Sunday, December 11, 2005

Don't Worry, Find Your "Redemptive Narrative" and Be Happy

Like we needed to know that people can tell themselves anything to make themselves overcome those nagging suspicions that life is not as real as we want to think and believe it is. Now people are saying the brain is hardwired to find that silver lining in life that will explain it all. Nice story, if only it was the whole story...

According to some scholars, we all want to make a story out of our lives. I say that this is the human propensity not only to find that silver lining but also the desire to find a grand picture of what gives meaning to life.

Now, what if life simply doesn't mean anything? What if all those little stories we derive from the chance happenings of the universe are simply fictions that basically represent the same thing as "whistling in the dark?"

But you know scientists and pinheads. They want to find the meaning of everything and are always glomming on to one theory or another. I guess this one's as good as any other--especially since it makes people so fuzzy warm about their comfortable adjustments to the basic cruelties of reality.

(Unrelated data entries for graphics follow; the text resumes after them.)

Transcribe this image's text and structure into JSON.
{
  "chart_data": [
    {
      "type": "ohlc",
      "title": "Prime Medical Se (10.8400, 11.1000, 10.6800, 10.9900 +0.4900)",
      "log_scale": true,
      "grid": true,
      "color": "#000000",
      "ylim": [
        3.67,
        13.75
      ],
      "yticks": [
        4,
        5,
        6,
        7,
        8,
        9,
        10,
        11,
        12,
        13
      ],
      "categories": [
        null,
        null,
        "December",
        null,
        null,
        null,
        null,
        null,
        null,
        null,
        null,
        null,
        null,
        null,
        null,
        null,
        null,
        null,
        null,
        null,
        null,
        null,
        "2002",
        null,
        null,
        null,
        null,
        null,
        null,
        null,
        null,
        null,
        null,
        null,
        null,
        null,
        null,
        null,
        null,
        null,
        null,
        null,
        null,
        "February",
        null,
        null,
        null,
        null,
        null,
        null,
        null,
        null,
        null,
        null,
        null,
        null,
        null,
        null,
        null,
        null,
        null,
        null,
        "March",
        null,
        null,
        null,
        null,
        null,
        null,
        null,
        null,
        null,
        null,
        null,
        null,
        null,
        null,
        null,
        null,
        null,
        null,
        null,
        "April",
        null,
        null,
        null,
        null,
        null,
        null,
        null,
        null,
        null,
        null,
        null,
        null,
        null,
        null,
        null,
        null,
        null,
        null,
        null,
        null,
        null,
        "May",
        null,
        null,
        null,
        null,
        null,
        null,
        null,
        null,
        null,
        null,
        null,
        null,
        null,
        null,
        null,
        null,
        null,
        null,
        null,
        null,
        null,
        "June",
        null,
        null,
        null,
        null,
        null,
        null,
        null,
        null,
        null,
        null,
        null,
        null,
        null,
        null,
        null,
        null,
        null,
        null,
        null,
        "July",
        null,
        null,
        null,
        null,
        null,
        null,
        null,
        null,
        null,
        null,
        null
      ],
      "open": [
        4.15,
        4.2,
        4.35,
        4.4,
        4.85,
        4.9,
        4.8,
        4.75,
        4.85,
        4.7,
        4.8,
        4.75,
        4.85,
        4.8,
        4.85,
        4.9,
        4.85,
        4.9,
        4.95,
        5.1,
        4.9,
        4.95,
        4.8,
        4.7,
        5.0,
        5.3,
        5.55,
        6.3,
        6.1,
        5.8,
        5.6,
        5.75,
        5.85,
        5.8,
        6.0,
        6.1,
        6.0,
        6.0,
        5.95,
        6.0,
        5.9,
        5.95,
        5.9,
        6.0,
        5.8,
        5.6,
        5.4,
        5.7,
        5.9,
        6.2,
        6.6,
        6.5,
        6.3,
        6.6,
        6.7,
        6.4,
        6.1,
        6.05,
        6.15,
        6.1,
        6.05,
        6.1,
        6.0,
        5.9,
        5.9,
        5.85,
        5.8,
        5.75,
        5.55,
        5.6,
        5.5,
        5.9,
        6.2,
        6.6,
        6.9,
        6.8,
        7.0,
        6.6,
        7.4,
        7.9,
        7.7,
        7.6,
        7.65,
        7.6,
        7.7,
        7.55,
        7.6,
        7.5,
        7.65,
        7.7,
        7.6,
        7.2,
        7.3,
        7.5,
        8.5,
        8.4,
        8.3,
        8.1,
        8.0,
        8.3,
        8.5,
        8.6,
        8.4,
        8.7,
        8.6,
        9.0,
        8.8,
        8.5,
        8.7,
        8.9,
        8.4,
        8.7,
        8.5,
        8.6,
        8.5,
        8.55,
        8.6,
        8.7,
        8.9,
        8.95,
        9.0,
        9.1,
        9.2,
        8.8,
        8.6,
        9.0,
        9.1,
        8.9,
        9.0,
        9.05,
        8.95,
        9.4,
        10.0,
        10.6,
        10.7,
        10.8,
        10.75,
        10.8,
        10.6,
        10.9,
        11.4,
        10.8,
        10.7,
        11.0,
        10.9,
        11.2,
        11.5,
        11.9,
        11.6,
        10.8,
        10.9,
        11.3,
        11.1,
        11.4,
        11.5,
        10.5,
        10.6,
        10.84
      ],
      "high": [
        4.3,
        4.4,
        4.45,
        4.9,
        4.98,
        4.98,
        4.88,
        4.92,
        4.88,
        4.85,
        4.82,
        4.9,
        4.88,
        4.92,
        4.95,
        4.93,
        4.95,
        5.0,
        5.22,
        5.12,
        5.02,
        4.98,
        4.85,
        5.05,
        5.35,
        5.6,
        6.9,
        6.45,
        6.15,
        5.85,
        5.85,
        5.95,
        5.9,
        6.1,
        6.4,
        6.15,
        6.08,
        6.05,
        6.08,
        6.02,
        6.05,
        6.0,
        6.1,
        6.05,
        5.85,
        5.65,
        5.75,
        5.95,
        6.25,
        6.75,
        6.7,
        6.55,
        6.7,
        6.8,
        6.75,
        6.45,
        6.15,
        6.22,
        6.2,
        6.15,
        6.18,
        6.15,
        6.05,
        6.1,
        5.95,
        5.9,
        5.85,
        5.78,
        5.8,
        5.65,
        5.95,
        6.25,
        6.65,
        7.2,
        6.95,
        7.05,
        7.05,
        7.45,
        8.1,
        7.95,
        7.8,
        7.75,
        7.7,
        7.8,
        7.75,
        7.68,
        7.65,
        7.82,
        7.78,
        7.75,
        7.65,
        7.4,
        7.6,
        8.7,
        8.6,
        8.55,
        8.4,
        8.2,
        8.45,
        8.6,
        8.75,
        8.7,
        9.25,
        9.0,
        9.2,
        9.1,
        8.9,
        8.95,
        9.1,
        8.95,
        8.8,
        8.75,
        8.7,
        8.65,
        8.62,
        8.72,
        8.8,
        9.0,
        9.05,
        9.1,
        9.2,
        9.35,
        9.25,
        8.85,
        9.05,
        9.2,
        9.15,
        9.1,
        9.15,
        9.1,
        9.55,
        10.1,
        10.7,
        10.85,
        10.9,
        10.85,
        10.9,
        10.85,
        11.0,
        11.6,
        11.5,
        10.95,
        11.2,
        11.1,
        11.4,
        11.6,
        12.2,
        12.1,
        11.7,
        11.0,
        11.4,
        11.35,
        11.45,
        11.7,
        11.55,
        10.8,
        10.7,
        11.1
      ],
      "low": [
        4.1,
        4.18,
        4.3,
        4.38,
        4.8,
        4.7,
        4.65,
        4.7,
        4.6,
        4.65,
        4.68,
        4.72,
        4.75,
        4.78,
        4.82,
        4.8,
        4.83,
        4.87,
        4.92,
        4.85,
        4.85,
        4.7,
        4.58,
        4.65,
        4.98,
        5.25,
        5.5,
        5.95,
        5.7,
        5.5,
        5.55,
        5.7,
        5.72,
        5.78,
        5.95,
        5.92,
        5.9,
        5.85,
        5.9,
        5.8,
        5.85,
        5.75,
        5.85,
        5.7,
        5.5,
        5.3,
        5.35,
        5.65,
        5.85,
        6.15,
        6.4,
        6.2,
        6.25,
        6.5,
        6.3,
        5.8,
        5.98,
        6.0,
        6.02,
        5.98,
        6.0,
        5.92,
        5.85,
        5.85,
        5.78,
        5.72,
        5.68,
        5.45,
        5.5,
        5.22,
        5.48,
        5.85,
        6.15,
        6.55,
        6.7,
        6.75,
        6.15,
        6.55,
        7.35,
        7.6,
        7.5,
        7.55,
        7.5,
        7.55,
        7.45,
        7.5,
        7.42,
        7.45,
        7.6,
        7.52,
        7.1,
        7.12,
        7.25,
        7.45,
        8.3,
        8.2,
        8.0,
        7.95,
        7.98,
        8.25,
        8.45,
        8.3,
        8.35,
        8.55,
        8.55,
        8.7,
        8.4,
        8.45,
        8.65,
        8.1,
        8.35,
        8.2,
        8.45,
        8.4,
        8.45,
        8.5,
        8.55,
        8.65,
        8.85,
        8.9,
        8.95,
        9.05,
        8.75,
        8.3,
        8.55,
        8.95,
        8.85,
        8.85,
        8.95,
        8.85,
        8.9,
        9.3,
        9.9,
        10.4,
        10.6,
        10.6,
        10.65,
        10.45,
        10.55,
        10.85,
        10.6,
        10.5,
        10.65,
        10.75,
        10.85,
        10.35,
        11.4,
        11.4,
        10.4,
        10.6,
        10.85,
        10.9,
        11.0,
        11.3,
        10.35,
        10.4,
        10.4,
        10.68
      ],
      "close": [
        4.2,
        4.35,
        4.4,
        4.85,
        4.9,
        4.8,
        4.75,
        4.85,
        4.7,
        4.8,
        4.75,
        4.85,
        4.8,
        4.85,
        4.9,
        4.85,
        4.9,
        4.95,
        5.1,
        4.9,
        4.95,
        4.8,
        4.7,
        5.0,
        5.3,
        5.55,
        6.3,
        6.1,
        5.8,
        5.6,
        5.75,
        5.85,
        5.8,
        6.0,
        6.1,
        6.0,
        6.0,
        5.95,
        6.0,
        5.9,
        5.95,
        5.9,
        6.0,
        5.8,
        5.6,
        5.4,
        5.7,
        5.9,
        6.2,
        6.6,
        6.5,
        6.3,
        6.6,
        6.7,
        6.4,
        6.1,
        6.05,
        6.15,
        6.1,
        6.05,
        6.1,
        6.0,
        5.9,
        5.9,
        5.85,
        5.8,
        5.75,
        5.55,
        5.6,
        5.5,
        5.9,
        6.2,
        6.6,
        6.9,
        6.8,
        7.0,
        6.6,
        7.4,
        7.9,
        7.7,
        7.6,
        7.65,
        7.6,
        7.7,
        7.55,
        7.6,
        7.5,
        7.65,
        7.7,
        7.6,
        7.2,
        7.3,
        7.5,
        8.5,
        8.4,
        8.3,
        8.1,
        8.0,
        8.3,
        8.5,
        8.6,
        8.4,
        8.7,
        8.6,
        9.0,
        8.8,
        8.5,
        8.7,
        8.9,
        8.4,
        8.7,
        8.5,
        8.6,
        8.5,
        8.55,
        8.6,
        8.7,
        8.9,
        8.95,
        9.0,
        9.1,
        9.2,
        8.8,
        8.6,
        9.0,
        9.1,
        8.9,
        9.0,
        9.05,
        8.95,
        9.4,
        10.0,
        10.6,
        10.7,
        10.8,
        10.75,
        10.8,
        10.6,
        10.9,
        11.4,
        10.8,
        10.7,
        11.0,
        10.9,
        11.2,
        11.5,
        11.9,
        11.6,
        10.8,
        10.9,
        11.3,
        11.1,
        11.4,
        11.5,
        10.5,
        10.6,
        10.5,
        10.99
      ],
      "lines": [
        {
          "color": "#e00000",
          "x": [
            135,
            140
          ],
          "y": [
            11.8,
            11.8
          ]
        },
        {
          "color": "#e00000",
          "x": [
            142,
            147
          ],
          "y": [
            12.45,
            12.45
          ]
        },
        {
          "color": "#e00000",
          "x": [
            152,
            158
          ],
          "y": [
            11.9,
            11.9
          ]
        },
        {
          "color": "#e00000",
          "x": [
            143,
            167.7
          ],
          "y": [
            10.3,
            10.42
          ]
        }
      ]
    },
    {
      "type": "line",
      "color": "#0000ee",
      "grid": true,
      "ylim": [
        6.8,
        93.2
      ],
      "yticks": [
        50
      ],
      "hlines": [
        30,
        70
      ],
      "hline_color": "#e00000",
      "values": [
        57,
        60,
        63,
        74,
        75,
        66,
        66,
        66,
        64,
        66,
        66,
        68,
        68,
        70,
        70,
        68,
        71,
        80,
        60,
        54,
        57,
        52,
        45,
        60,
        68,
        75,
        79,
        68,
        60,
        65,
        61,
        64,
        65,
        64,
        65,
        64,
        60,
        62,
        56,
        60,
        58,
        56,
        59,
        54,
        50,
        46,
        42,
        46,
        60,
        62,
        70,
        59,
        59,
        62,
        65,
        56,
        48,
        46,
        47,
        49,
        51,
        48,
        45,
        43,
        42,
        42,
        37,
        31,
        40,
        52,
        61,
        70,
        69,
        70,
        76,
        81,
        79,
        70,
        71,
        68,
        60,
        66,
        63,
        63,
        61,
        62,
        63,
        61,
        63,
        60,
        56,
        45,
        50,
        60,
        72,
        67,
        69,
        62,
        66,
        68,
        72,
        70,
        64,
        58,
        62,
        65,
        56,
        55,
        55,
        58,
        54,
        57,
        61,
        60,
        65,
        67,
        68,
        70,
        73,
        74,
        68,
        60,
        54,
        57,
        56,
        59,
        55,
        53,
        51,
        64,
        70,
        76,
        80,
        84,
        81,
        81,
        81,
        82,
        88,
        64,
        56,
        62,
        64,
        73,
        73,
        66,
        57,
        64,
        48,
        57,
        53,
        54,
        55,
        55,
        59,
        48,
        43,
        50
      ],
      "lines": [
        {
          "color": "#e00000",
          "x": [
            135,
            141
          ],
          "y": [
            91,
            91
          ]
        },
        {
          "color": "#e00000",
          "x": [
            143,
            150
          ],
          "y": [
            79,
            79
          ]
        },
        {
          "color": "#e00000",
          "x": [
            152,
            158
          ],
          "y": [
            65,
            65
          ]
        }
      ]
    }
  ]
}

According to Prof. McAdams, professor of psychology at Northwestern University, in his book "The Redemptive Self: Stories Americans Live By," the basic method to get religion is the following:

In rough outline, to discover your own narrative, divide your life into chapters; identify critical events, talk about your greatest challenge and how you faced it, describe the heroes and villains in your book, that is, the people who had the great positive and negative effects on you, think about what could be positive and negative futures for you, and, finally, identify the major theme of your life narrative.
Now I like fairy tales as much as anyone. I doubt, though, that fairy talizing our lives after the age of 10 is going to get us any closer to what really matters. But then, I am not saying there is anything real or true since that's something I do not believe anyone can tell someone else. Nor am I convinced that most epople take the real effort and time that is necessary to explode all those comfortable little lies we tellourselves to make the boredom seem like a sitcom.